Son günlerde Ege Denizi'nde ardı ardına meydana gelen depremler bölge halkında tedirginlik yaratıyor. AFAD ve Kandilli Rasathanesi'nin verilerine göre, sadece Ocak ayının son haftasında 400’den fazla deprem kaydedildi. Bu sarsıntılar, bazen büyüklüğü 4’ü aşan artçı depremlerle devam ediyor. Uzmanlar, Ege Denizi ve çevresinin aktif bir fay hattı üzerinde yer aldığını ve bu tür hareketliliklerin olağan olduğunu belirtse de, bu olaylar önemli bir gerçeği bir kez daha hatırlatıyor: Şehirlerimiz depreme ne kadar dayanıklı?
Doğal Afetler ve Sürdürülebilir Şehirler
Birleşmiş Milletler’in 2030 yılına kadar ulaşmayı hedeflediği Sürdürülebilir Kalkınma Amaçları arasında, şehirlerin daha güvenli ve dayanıklı hale getirilmesi büyük bir yer tutuyor. SKA 11: Sürdürülebilir Şehirler ve Topluluklar, kentlerin ve yerleşim alanlarının doğal afetlere karşı daha hazırlıklı olmasını teşvik ediyor.

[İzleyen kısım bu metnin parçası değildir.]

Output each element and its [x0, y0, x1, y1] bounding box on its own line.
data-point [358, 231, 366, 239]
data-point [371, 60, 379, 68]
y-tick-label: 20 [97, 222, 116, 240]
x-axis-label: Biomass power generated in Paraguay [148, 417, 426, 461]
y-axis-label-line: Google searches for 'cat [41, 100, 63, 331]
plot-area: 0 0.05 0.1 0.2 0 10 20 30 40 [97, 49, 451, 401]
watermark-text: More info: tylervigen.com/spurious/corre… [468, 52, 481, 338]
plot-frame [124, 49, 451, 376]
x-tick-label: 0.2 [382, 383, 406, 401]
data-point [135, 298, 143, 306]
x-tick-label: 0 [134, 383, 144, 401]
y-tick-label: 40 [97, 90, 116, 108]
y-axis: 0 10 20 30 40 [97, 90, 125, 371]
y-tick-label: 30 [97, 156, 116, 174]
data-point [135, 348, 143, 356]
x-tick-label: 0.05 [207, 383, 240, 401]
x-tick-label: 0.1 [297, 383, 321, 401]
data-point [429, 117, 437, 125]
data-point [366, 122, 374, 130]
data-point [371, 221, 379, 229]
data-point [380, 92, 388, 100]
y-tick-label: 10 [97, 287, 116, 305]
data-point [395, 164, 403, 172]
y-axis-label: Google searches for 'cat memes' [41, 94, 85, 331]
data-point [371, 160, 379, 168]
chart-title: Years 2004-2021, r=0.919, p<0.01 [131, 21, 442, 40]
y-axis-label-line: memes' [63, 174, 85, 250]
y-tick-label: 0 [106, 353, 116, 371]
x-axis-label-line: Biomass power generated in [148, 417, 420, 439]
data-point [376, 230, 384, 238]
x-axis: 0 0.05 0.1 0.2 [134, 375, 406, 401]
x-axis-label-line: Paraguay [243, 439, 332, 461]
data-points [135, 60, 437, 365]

Türkiye, deprem kuşağında yer alan bir ülke olarak, sürdürülebilir şehir planlamasını bir zorunluluk olarak ele almak zorunda. TÜİK verilerine göre, Türkiye nüfusunun yaklaşık %93’ü deprem riski yüksek bölgelerde yaşıyor. Üstelik nüfusun %77’si kentlerde ikamet ediyor ve bu oranın 2030 yılına kadar daha da artması bekleniyor. Bu durum, şehir planlamasında afet risk yönetiminin göz ardı edilemez bir konu olduğunu gösteriyor.
Ege Bölgesi Örneği
Ege Bölgesi, tarih boyunca büyük depremlerin yaşandığı bir coğrafya oldu. 1999 Gölcük Depremi kadar yıkıcı olmasa da, 30 Ekim 2020’de İzmir’de meydana gelen 6.9 büyüklüğündeki deprem hala hafızalarda. O depremde 117 kişi hayatını kaybetmiş, binlerce bina hasar almıştı. Ancak uzmanlar, Ege Denizi’nin aktif fay hatlarına sahip olduğunu ve bu tür büyük depremlerin gelecekte de yaşanabileceğini belirtiyor.
Özellikle kıyı kentleri için bu sismik hareketlilik sadece binaların dayanıklılığı açısından değil, tsunami riskleri açısından da önem taşıyor. 2020 İzmir Depremi’nde, Seferihisar açıklarında küçük çaplı bir tsunami oluşmuş ve bazı sahil kesimlerinde su taşkınlarına yol açmıştı. İklim değişikliğiyle birlikte yükselen deniz seviyeleri, kıyı bölgelerinin afetlere karşı daha savunmasız hale gelmesine neden oluyor.
Sürdürülebilir Şehirler İçin Ne Yapılmalı?
Deprem riski, şehirleşme politikalarının sürdürülebilirlik prensiplerine göre yeniden ele alınmasını zorunlu kılıyor. Peki, sürdürülebilir bir şehir, deprem gibi afetlere karşı nasıl daha dirençli olabilir?
Deprem Dayanıklılığı Yüksek Binalar: Yapı denetimlerinin sıkılaştırılması, binaların yüksek deprem yönetmeliklerine göre inşa edilmesi gerekiyor. Türkiye’de kentsel dönüşüm çalışmaları sürüyor ancak yeterli hızda ilerlemiyor.
Acil Durum Planları: Belediyelerin afet durumlarında hızlı aksiyon alabilecekleri kapsamlı planlara sahip olması şart. AFAD’ın verilerine göre, Türkiye’deki belediyelerin sadece %55’inde kapsamlı bir afet yönetim planı bulunuyor.
Yeşil ve Açık Alanlar: Deprem sonrası toplanma alanlarının arttırılması önemli bir ihtiyaç. Ancak kentleşme, birçok bölgede bu alanları giderek azaltıyor. İstanbul'da 1999 sonrası belirlenen 470 toplanma alanından sadece 77’sinin kaldığı belirtiliyor.
Halkın Bilinçlendirilmesi: Japonya’da olduğu gibi, ilkokuldan itibaren afet eğitimlerinin zorunlu hale getirilmesi gerekiyor. Türkiye’de bazı okullarda bu eğitimler verilse de, yeterince yaygın değil.
Depremler Bize Ne Hatırlatıyor?
Ege Denizi’nde yaşanan son depremler, doğal afetlerin kaçınılmaz olduğunu bir kez daha gözler önüne serdi. Ancak önemli olan, bu afetlere karşı ne kadar hazırlıklı olduğumuz. Şehirlerimiz, sürdürülebilir kalkınma ilkelerine uygun şekilde planlanmadığında, depremler büyük felaketlere dönüşebiliyor.
Eğer gerçekten geleceğe dayanıklı şehirler inşa etmek istiyorsak, bugün adım atmalıyız. Bilim insanlarının uyarılarını dikkate almak, şehirlerimizi afetlere karşı güçlendirmek ve sürdürülebilir şehirleşme politikalarına öncelik vermek, yarının felaketlerini önlemek için atabileceğimiz en önemli adımlar arasında.